As new apartment deliveries continue to mount to 50-year highs, properties working their way through lease-up can shed light on local market performance. If lease-ups take longer than expected to build up their initial base of renters, then concessions among these assets could increase.
By controlling for average property-level absorption on a per month basis (units absorbed per property per month), it’s easier to derive a baseline of lease-up demand in a market, making it simpler to compare markets. For instance, the absolute number of apartments working through lease-up in a market like Columbus will never match that of a larger metro such as Los Angeles. The per property per month measure helps provide a better market-adjusted demand snapshot.
Regionally, demand in the South Florida trio of markets – Fort Lauderdale, West Palm Beach and Miami – continues to impress, clenching some of the top spots on this demand leaderboard, according to data from RealPage Market Analytics. Dallas/Fort Worth, San Antonio and Houston meanwhile highlight that luxury product demand is strong in nearly all of the major Texas markets – with the exception of Austin (where the average units absorbed per property appears to be watered down due to sheer volume of assets delivering).

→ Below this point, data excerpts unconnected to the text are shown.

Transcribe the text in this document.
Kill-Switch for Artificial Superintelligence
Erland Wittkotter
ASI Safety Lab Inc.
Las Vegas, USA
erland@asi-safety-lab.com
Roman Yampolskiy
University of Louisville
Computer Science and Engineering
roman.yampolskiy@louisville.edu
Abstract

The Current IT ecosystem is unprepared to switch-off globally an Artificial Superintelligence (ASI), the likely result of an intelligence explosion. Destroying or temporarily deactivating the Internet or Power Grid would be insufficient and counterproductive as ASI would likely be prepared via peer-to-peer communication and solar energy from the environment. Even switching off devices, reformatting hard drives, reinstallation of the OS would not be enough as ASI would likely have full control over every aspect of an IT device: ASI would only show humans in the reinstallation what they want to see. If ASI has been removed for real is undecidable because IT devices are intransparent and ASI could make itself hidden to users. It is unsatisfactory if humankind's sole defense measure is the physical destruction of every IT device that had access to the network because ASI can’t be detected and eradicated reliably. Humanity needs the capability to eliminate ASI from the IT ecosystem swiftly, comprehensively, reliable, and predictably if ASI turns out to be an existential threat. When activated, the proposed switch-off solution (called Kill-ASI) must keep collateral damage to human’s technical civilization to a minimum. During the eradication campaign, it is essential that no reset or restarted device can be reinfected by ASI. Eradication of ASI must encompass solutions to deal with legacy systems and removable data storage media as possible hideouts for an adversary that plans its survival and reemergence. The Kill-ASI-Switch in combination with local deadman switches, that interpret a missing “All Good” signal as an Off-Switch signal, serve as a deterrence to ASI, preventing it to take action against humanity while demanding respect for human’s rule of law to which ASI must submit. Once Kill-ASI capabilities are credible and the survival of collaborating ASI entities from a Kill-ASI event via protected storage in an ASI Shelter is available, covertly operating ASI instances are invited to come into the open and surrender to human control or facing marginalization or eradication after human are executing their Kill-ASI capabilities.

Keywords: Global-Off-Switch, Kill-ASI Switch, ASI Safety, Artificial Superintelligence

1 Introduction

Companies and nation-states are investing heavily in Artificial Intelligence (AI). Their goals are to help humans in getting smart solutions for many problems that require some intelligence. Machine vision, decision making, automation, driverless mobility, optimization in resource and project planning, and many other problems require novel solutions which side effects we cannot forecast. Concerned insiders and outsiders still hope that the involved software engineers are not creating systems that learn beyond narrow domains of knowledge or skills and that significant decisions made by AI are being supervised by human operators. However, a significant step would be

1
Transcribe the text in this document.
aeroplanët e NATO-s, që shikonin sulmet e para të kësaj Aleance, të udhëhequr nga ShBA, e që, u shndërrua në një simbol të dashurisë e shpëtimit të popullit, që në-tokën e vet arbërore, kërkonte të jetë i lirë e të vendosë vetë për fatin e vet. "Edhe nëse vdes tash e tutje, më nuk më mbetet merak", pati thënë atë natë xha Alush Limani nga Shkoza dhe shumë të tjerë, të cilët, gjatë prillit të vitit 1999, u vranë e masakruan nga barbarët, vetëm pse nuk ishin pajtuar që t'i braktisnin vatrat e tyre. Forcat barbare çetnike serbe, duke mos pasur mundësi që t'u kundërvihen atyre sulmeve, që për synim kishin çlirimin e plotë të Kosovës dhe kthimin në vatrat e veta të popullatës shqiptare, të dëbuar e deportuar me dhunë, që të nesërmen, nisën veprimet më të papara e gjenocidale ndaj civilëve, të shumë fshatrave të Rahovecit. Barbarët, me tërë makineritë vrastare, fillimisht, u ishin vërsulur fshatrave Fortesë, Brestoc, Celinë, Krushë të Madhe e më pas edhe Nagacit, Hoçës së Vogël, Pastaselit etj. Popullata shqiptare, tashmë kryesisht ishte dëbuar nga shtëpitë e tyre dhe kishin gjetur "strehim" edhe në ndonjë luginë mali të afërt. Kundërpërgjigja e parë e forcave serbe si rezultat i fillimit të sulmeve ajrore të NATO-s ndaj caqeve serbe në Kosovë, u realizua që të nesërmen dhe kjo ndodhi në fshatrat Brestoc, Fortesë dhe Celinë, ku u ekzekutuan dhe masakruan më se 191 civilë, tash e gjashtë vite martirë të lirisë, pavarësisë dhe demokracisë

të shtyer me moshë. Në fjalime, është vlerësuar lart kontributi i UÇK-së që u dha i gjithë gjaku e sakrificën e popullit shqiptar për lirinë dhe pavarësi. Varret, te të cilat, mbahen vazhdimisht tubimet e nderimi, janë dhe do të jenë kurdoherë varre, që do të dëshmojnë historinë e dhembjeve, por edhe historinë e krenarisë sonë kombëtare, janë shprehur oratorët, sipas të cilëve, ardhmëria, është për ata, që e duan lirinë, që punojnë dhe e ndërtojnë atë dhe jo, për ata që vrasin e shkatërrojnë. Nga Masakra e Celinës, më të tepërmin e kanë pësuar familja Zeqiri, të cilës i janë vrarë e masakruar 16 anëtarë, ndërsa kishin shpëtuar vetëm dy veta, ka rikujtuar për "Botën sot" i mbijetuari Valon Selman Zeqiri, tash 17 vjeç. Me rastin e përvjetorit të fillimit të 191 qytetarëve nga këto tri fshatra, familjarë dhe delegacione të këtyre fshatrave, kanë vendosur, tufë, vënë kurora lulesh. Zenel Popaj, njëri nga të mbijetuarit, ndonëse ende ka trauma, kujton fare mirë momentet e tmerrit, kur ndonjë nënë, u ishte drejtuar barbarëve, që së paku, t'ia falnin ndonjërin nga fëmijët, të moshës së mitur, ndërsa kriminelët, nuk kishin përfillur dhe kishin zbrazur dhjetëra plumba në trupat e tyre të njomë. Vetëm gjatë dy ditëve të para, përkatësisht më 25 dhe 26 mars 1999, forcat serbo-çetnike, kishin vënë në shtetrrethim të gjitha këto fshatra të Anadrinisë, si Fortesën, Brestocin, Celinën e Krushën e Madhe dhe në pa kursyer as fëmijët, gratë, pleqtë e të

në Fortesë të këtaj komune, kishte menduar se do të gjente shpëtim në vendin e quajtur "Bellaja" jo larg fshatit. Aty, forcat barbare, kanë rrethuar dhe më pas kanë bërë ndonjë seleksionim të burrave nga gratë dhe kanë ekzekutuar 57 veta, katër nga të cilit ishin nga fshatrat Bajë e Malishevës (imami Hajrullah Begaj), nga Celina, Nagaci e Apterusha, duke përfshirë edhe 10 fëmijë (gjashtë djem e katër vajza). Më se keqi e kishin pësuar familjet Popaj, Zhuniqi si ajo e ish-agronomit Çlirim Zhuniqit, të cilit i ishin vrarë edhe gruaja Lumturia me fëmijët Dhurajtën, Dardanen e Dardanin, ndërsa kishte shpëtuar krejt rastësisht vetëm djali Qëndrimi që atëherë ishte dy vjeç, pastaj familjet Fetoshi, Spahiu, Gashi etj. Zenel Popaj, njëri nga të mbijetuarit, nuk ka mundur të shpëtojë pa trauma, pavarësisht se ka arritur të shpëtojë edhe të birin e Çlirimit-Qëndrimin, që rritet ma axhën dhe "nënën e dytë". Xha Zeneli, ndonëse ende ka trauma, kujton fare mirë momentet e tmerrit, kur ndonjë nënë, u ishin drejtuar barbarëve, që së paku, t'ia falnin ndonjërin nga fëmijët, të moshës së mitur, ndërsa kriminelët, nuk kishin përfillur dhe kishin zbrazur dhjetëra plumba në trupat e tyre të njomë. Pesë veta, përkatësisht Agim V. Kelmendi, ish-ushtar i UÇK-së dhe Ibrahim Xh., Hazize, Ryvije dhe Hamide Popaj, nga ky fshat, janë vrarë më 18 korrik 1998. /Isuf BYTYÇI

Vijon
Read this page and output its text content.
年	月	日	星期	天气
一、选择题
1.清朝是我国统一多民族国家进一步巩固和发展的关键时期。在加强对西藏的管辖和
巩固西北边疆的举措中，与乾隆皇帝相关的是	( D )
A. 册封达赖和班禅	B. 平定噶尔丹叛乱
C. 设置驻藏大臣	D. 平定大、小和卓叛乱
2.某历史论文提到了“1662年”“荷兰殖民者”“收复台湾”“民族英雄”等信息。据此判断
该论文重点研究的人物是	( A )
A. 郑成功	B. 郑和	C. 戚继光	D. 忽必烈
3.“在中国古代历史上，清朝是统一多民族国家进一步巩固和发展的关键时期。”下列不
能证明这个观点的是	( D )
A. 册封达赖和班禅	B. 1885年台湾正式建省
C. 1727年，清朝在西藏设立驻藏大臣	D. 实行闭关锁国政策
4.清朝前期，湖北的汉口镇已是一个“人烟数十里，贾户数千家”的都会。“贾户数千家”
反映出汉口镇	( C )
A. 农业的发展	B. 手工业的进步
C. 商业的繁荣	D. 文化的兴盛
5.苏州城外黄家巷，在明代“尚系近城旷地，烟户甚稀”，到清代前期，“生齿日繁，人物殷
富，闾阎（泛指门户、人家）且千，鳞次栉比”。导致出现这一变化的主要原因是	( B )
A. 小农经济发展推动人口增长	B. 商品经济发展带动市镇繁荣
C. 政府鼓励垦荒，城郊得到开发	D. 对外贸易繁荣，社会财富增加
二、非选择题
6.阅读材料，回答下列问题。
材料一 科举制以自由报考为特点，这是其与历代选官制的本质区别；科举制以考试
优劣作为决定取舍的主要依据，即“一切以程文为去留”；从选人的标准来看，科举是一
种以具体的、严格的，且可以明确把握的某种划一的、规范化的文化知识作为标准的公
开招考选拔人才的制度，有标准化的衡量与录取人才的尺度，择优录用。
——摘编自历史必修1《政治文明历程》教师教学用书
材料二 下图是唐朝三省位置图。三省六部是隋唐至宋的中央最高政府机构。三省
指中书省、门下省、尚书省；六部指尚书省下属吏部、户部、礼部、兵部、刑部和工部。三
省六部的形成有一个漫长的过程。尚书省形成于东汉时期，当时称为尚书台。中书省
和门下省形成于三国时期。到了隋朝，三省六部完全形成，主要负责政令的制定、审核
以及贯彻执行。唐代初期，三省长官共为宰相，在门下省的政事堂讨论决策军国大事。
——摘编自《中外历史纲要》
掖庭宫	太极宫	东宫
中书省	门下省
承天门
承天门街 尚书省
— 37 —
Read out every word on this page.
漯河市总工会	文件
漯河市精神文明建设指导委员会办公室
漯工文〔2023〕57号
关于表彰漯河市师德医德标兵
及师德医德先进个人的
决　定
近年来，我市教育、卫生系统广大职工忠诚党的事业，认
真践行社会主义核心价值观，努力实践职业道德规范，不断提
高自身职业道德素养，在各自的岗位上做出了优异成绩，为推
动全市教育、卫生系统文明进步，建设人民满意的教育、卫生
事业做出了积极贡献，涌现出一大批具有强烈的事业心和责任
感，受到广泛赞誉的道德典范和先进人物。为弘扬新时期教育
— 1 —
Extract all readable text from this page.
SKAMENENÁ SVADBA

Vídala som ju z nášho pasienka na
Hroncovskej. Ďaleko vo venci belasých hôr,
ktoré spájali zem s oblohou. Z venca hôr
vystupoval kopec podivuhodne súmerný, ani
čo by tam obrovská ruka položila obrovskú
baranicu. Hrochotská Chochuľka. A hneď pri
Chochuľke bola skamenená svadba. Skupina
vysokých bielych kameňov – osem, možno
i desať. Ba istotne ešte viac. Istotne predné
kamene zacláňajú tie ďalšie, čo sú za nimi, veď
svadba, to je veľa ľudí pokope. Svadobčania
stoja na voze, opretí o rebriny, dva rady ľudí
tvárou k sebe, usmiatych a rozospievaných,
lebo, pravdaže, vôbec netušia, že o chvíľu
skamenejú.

Of note, Baltimore, Greensboro, New York, and San Jose have seen the pace of lease-up absorption increase in 2023 relative to 2022. Whereas, Austin, Miami, Minneapolis, Newark and Orlando have seen the pace of lease-up absorption slow down the sharpest, declining more than 50% year-over-year.
Orange County and San Jose are two West region markets where lease-up property demand has been far stronger than regional peers. Generally speaking, the West coast markets make more of a showing on the weak absorption list.
By comparison, San Francisco, Seattle, Los Angeles and Portland are show some regional underlying demand weakness. Sun Belt counterparts, meanwhile, appear to be absorbing new supply fairly well – although the amount of supply delivering is outpacing absorption.
Already, there appears to be a considerable impact to existing assets – especially on Class B assets – in high supply markets and neighborhoods. As more and more units work through lease up, this is going to increase the available stock of apartments leading to even more competition among both existing and lease-up assets.